A line parallel to one side of a triangle divides one of the other sides into segments of lengths 15 and 9 and divides the third side so that the longest portion is 36. How long is the shorter portion of the third side?
according to your description
x/36 = 9/15
x = 9(36)/15 = 21.6
To find the length of the shorter portion of the third side, we can use the concept of similar triangles.
Here's how you can solve this problem step by step:
Step 1: Draw a triangle.
Draw a triangle on a piece of paper or visualize it in your mind. Label the three sides as a, b, and c.
Step 2: Identify the line parallel to one side.
Identify the line that is parallel to one side of the triangle. Let's call this line "d."
Step 3: Identify the segments on the other side.
From the information given, we know that line d divides one of the other sides (side b) into two segments of lengths 15 and 9. Let's call these segments "x" and "y," respectively. So we have x + y = 15 (equation 1).
Step 4: Identify the longest portion of the third side.
We are also given that line d divides the third side (side c) in such a way that the longest portion is 36. Let's call the shorter portion "z." So we have z + 36 = c (equation 2).

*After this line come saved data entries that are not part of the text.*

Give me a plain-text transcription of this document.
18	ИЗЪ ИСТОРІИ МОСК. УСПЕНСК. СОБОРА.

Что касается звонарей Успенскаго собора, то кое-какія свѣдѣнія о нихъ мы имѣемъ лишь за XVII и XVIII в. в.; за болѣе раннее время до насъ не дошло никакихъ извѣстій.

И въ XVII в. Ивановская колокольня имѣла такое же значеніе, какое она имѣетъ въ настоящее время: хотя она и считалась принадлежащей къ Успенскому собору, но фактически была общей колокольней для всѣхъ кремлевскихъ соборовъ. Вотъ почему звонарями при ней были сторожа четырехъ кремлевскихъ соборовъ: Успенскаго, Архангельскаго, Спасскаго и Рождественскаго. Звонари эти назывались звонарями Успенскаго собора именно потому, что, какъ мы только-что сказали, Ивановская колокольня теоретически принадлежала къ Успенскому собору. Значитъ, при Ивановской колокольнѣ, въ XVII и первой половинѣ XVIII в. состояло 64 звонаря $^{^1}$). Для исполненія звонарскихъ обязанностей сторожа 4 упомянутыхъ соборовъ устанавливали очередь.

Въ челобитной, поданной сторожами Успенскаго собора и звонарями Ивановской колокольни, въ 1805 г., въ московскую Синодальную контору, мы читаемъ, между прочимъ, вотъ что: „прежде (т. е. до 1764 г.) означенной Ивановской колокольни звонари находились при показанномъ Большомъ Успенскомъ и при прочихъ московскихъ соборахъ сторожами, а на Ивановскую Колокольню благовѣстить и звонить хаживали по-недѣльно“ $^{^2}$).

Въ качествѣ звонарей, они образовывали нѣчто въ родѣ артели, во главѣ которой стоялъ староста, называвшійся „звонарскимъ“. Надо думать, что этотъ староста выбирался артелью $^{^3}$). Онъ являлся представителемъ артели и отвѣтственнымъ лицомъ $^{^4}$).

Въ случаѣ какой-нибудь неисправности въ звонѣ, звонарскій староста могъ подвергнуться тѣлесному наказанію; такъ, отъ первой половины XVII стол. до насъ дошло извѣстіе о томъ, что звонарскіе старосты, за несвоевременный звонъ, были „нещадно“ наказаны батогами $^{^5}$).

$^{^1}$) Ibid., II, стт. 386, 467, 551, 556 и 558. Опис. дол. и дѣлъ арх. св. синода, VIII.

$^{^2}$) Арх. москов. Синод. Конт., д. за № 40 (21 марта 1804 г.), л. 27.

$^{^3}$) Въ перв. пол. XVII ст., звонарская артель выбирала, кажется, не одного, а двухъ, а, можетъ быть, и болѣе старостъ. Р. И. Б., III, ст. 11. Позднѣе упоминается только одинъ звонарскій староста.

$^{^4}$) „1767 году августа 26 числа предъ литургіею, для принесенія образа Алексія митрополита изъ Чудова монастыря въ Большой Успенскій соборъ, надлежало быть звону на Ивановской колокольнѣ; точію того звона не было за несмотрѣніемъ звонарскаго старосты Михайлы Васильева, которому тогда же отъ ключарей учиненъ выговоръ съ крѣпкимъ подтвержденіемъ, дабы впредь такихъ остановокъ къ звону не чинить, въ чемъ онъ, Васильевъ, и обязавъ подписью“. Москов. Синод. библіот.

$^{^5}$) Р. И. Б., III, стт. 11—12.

Step 5: Establish proportions.
Since we have identified similar triangles, we can establish proportions between corresponding sides.
In the smaller triangle: (x + z) / y = a / b
In the larger triangle: 15 / 9 = a / c
Step 6: Manipulate the equations.
Rearrange equation 1 to find one variable in terms of the other:
x = 15 - y
Substitute the value of x in the proportion for the smaller triangle:
((15 - y) + z) / y = a / b
Simplify:
(15 + z - y) / y = a / b
Now, substitute the value of c from equation 2 in the proportion for the larger triangle:
15 / 9 = a / (z + 36)
Simplify:
5/3 = a / (z + 36)
Step 7: Solve the equations.
Since two proportions are equal to each other, we can set the two right-hand sides equal to each other and solve for z:
(15 + z - y) / y = 5/3
Cross-multiply:
3(15 + z - y) = 5y
Simplify:
45 + 3z - 3y = 5y
Combine like terms:
3z - 8y = -45
Now, substitute the value of y in terms of z from equation 1:
3z - 8(15 - y) = -45
Simplify:
3z - 120 + 8y = -45
3z + 8y = 75
Rearrange and solve for z:
3z = 75 - 8y
z = (75 - 8y) / 3
Step 8: Substitute the values.
To find the length of the shorter portion of the third side, we need to substitute the values of y into the equation for z.
From equation 1: x + y = 15
x + 15 - x = 15 (since x = 15 - y)
15 = 15
Therefore, we can substitute x = 0 into the equation for z:
z = (75 - 8(0)) / 3
z = 75 / 3
z = 25
So, the length of the shorter portion of the third side is 25.